Une autorité de la concurrence peut vérifier la conformité au RGPD

Le réseau social arguait que l’autorité de la concurrence allemande n’était pas compétente pour contrôler la conformité d’un traitement de données au RGPD dans le cadre d’une enquête pour abus de position dominante. Pour la Cour, cette possibilité « peut s’avérer nécessaire » et accorde le droit au régulateur « d’examiner également la conformité du comportement de cette entreprise à des normes autres que celles relevant du droit de la concurrence, telles que les règles du RGPD ». Cela ouvre la possibilité de contentieux supplémentaires sur le RGPD sous l’aspect droit de la concurrence.
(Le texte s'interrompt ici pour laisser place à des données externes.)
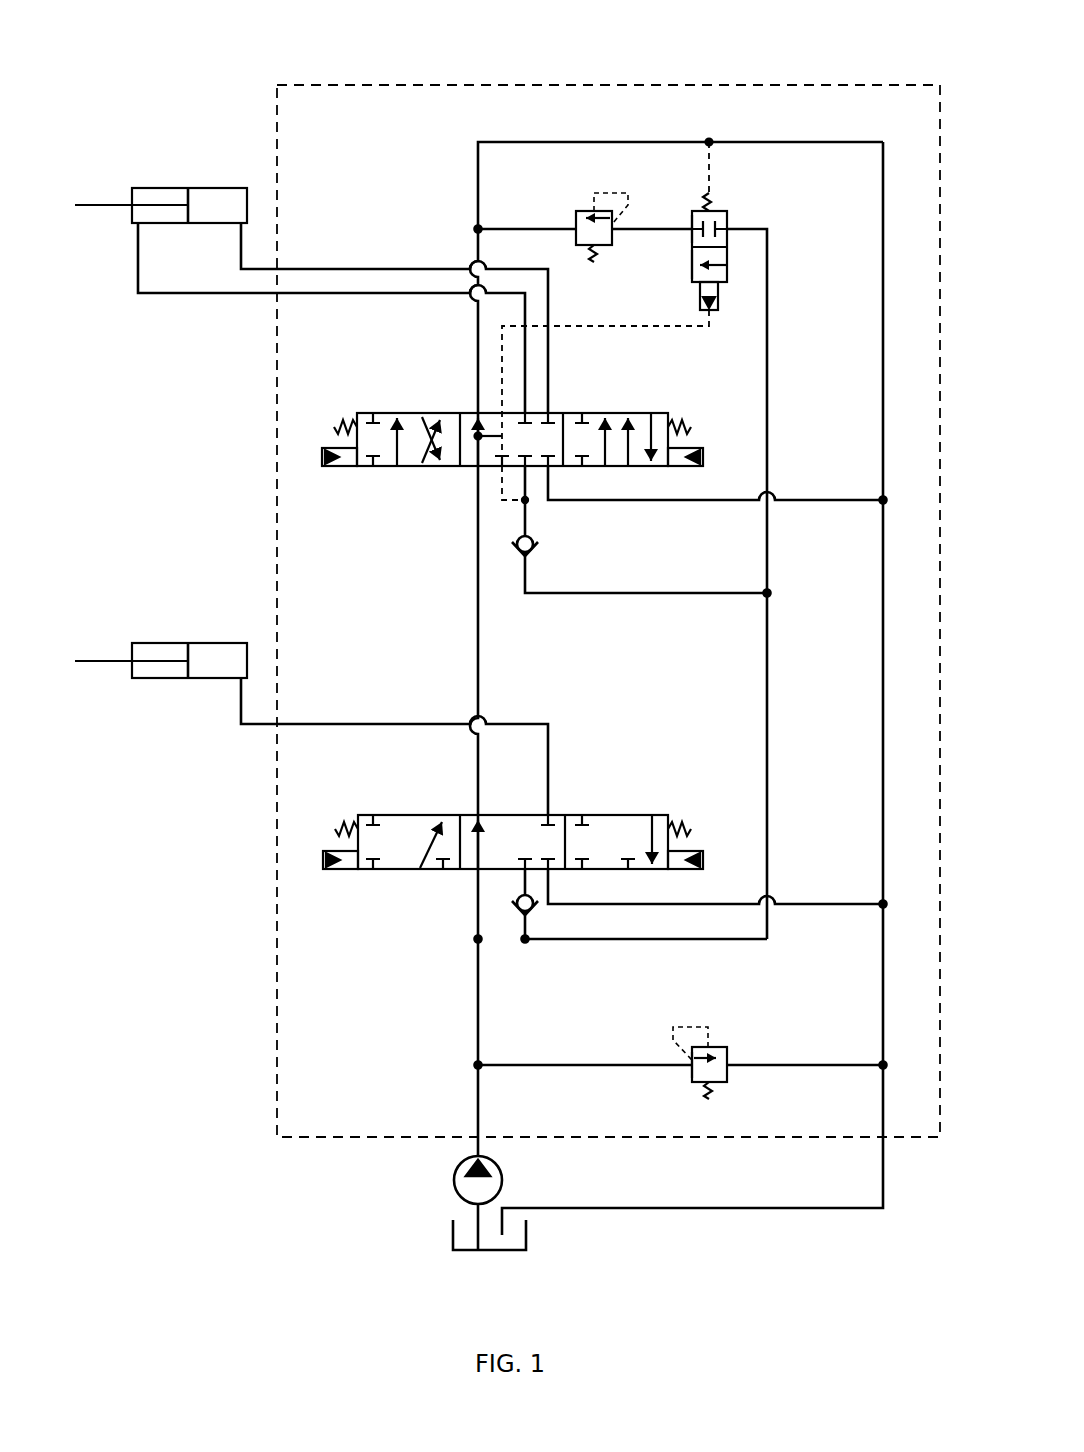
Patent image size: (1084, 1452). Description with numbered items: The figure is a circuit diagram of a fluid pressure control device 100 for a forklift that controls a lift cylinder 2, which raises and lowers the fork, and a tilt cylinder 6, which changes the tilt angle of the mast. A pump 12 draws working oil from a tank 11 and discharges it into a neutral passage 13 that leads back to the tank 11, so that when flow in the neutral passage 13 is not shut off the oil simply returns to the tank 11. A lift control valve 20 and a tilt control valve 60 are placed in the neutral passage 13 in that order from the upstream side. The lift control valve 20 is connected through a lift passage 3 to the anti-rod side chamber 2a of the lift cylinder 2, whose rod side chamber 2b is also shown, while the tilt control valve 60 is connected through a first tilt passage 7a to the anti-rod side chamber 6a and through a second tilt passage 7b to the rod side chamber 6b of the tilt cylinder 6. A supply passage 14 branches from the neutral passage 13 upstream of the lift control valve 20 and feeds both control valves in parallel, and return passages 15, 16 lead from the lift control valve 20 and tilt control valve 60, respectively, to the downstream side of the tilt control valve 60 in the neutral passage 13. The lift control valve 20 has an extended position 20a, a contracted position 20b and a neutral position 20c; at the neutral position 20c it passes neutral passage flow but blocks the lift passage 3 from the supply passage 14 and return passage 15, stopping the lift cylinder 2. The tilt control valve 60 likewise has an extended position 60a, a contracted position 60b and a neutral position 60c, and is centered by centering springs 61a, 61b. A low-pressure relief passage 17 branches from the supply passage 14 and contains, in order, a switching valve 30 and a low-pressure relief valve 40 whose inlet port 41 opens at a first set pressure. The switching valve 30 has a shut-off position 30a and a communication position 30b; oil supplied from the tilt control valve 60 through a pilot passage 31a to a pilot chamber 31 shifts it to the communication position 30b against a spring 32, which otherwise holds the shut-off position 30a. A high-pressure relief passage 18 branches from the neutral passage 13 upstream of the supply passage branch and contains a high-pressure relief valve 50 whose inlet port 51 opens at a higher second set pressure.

The fluid pressure control device 100 is at (330, 83).
The lift cylinder 2 is at (134, 641).
The anti-rod side chamber 2a is at (218, 653).
The rod-side chamber 2b is at (158, 653).
The lift passage 3 is at (240, 722).
The tilt cylinder 6 is at (134, 186).
The anti-rod side chamber 6a is at (218, 198).
The rod side chamber 6b is at (158, 198).
The first tilt passage 7a is at (240, 268).
The second tilt passage 7b is at (137, 266).
The tank 11 is at (453, 1239).
The pump 12 is at (454, 1181).
The neutral passage 13 is at (477, 159).
The supply passage 14 is at (592, 595).
The return passage 15 is at (825, 907).
The return passage 16 is at (825, 503).
The low-pressure relief passage 17 is at (532, 228).
The high-pressure relief passage 18 is at (593, 1067).
The lift control valve 20 is at (358, 871).
The extended position 20a is at (455, 814).
The contracted position 20b is at (663, 814).
The neutral position 20c is at (560, 814).
The switching valve 30 is at (725, 208).
The shut-off position 30a is at (690, 221).
The communication position 30b is at (692, 277).
The pilot chamber 31 is at (719, 293).
The pilot passage 31a is at (618, 328).
The spring 32 is at (703, 203).
The low-pressure relief valve 40 is at (579, 208).
The inlet port 41 is at (614, 226).
The high-pressure relief valve 50 is at (727, 1084).
The inlet port 51 is at (691, 1061).
The tilt control valve 60 is at (358, 468).
The extended position 60a is at (455, 412).
The contracted position 60b is at (663, 412).
The neutral position 60c is at (560, 412).
The centering spring 61a is at (340, 430).
The centering spring 61b is at (688, 424).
La juridiction émet quelques réserves à cette compétence. Le régulateur de la concurrence ne doit pas « se substituer aux autorités de contrôle mises en place par ce règlement ». Elle plaide pour une concertation et coopération entre les différentes autorités (concurrence et protection des données personnelles). Enfin, l’autorité de la concurrence doit vérifier que « le comportement ou une attitude similaire a déjà fait l’objet d’une décision par l’autorité de contrôle compétente ou par la Cour ». Elle ne pourra alors pas s’en écarter.
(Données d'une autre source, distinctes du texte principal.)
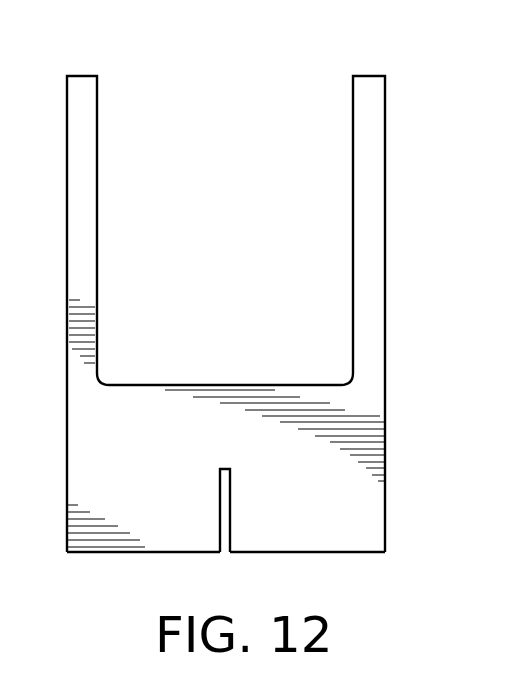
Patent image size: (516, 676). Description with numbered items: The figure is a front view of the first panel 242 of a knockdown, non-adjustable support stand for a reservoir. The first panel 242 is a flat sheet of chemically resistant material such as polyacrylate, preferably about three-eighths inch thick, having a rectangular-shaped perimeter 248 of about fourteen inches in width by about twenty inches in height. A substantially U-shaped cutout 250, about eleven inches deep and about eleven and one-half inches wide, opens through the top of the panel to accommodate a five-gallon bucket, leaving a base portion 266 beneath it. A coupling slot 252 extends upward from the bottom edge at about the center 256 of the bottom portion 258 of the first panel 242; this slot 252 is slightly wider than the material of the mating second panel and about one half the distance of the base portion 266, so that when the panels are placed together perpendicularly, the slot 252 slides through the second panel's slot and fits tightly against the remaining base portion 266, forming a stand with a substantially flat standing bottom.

The U-shaped cutout 250 is at (219, 133).
The rectangular-shaped perimeter 248 is at (386, 360).
The center 256 is at (233, 385).
The coupling slot 252 is at (226, 554).
The first panel 242 is at (336, 560).
The bottom portion 258 is at (80, 523).
The base portion 266 is at (318, 511).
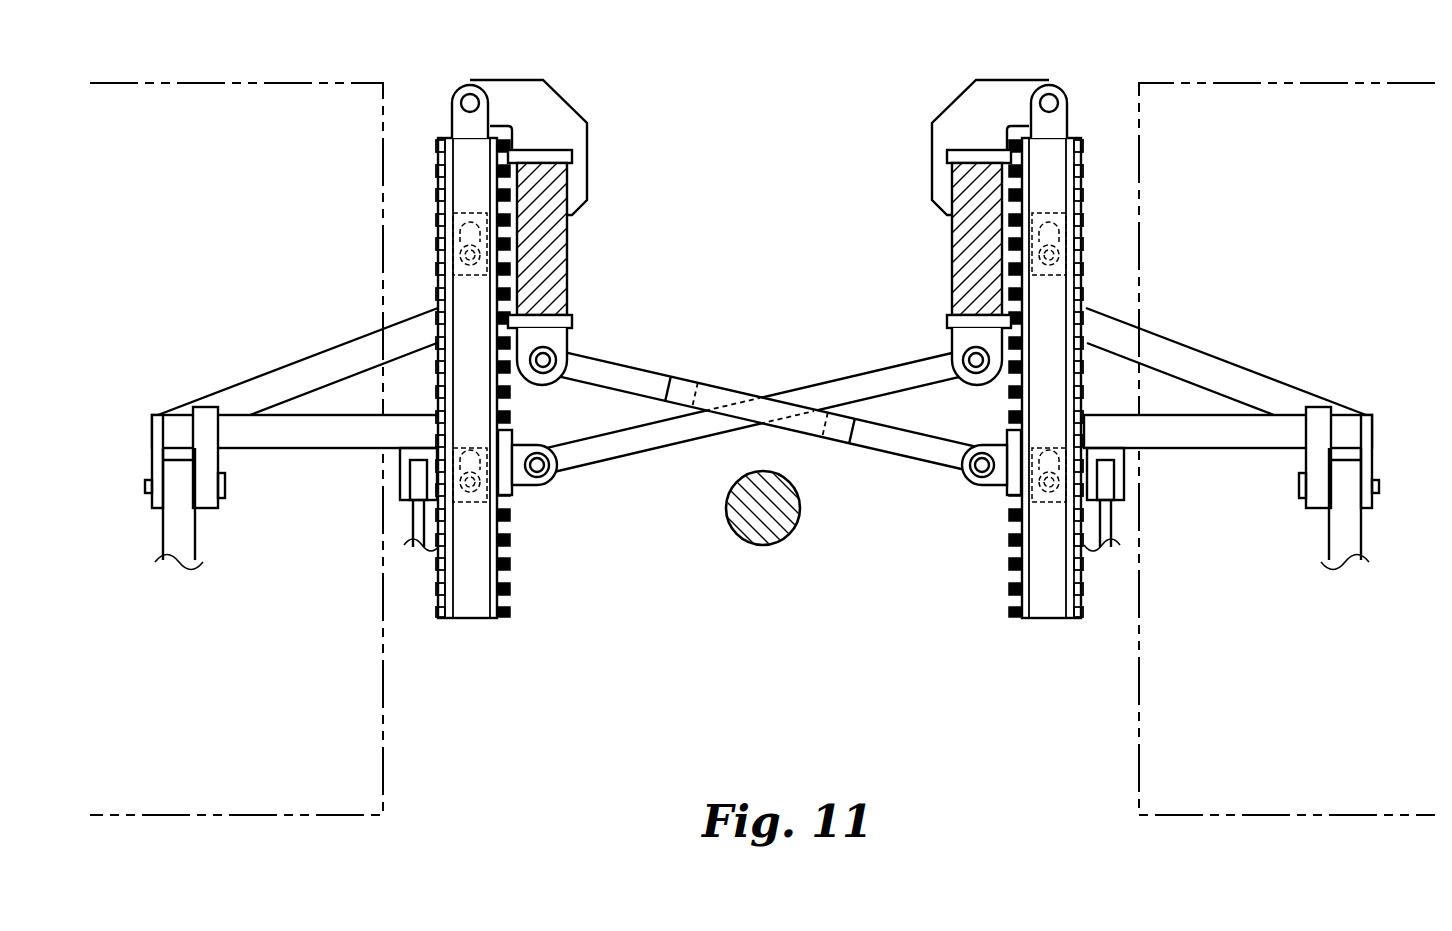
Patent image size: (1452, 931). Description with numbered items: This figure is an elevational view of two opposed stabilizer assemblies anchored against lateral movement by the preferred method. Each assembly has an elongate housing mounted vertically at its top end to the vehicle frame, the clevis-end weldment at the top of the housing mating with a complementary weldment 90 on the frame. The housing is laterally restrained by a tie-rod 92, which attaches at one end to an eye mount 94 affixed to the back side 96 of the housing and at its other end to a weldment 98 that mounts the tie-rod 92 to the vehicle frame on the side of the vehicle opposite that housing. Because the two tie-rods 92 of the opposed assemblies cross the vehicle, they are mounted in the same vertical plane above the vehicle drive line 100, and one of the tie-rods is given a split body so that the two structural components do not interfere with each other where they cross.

The weldment 90 is at (955, 110).
The tie-rod 92 is at (593, 452).
The eye mount 94 is at (1000, 478).
The back side of the housing 96 is at (1017, 545).
The weldment 98 is at (553, 352).
The vehicle drive line 100 is at (757, 518).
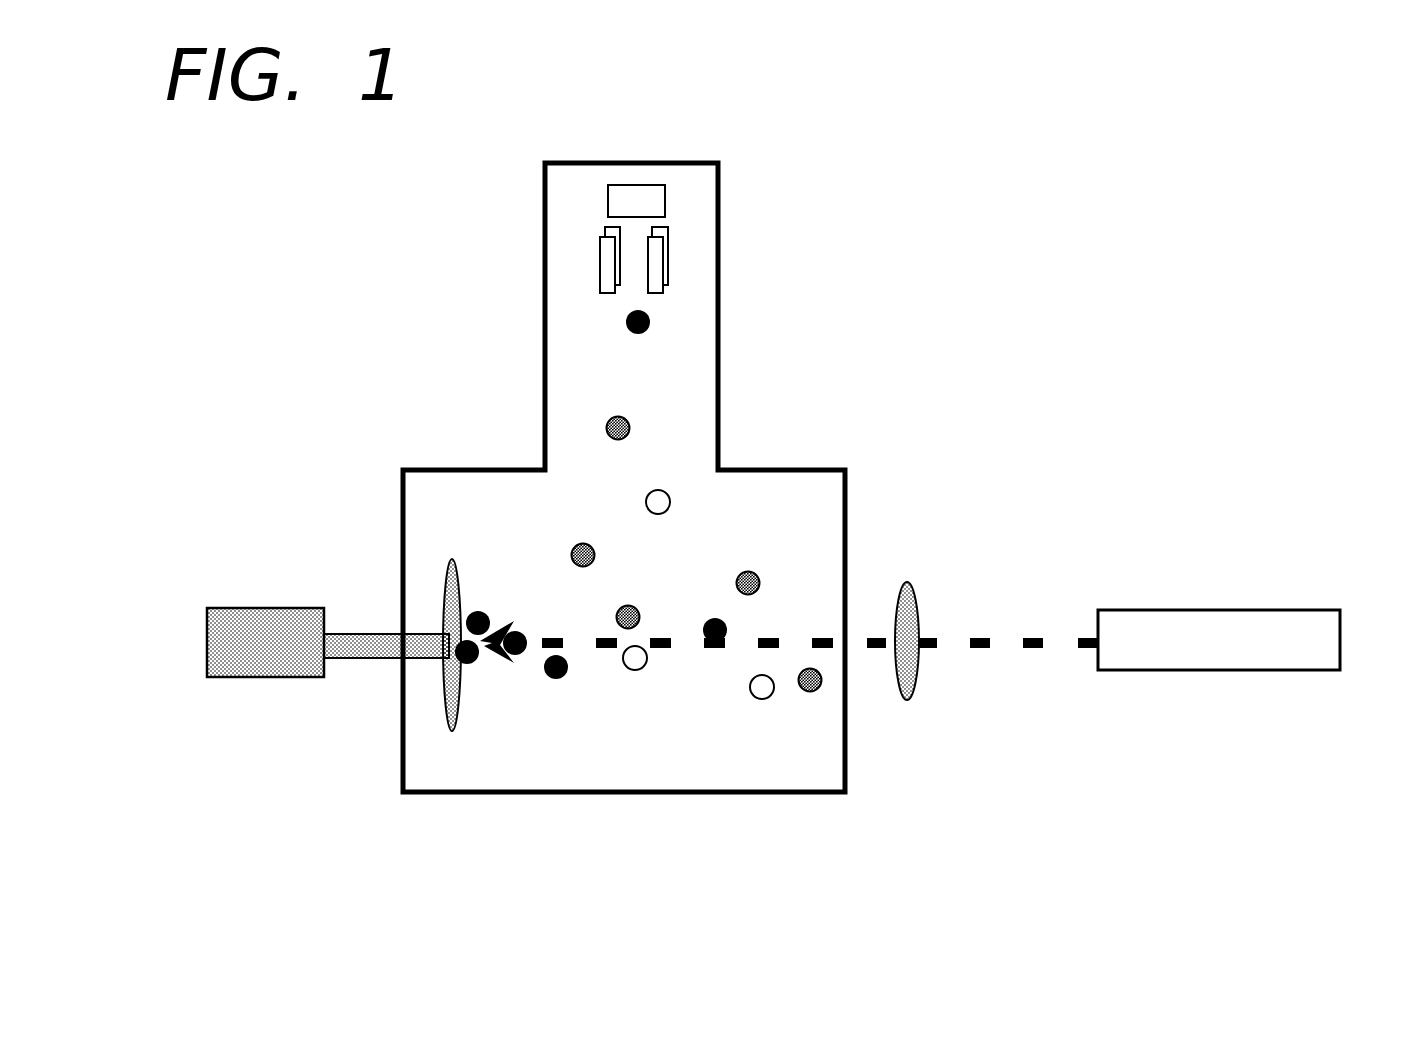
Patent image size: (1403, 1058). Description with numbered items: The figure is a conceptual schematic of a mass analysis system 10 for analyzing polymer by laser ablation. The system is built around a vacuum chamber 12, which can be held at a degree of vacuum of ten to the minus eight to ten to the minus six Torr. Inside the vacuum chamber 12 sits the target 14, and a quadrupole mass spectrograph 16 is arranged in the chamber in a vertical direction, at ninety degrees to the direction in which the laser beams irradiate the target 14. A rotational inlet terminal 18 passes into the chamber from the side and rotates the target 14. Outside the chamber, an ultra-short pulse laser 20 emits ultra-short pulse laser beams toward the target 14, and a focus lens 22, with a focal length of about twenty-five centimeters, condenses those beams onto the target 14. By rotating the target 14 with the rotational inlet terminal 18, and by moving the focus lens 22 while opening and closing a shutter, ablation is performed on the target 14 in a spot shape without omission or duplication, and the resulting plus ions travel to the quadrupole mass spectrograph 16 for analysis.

The mass analysis system 10 is at (791, 143).
The vacuum chamber 12 is at (848, 778).
The target 14 is at (433, 558).
The quadrupole mass spectrograph 16 is at (686, 233).
The rotational inlet terminal 18 is at (201, 590).
The ultra-short pulse laser 20 is at (1298, 610).
The focus lens 22 is at (862, 738).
Une absence de consentement pour le superprofilage

L’autre partie de l’arrêt concerne spécifiquement le « superprofilage » mené par Meta en combinant les données des utilisateurs collectées à l’intérieur et à l’extérieur de Facebook. Comme toujours dans ces circonstances, la question du consentement est au centre des discussions en particulier sur les données dites sensibles. Et la Cour constate en l’espèce que ces dernières sont caractérisées, car elles « sont susceptibles de révéler entre autre l’origine raciale ou ethnique, les opinions politiques, les convictions religieuses ou l’orientation sexuelle ». Le traitement de ces données est en principe interdit par le RGPD, mais la CJUE en renvoie l’appréciation aux juridictions nationales.
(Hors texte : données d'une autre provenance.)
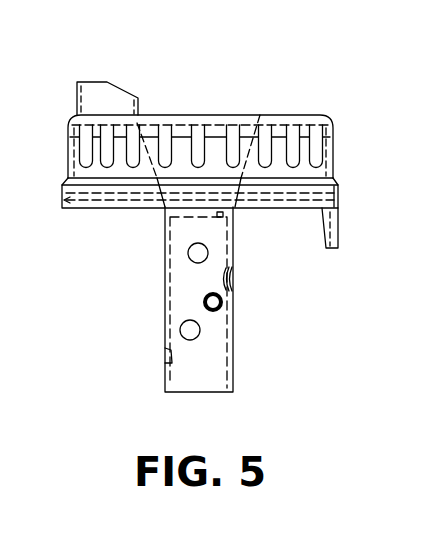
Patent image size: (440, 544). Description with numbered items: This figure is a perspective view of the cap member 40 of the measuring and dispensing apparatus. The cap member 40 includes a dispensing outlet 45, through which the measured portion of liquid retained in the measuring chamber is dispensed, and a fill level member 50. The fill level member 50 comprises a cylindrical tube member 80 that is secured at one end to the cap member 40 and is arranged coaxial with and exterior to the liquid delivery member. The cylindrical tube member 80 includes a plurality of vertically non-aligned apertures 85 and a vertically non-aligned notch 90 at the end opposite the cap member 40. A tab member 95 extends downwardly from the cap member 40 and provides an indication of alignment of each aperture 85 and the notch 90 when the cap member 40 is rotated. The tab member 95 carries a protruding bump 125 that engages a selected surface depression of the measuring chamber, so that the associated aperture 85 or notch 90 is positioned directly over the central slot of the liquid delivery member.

La Cour balaye plusieurs arguments de Meta concernant la justification du traitement des données sensibles. « Le seul fait qu’un utilisateur consulte des sites Internet ou des applications ne signifie nullement qu’il rend manifestement publique ses données ». Il n’y a donc pas de présomption de consentement par défaut. De même quand l’utilisateur « insère des données dans tel site ou telle application » ou « active des boutons de sélection », à moins « d’avoir explicité son choix au préalable ». Enfin sur le consentement des données non-sensibles, Max Schrems résume dans un message la position de la Cour « au lieu d'avoir une option 'oui/non' pour les publicités personnalisées, ils ont simplement déplacé la clause de consentement dans les termes et conditions générales. Ce n'est pas seulement injuste, c'est aussi clairement illégal ». Il reste maintenant à savoir la réaction de Meta à la suite de cet arrêt.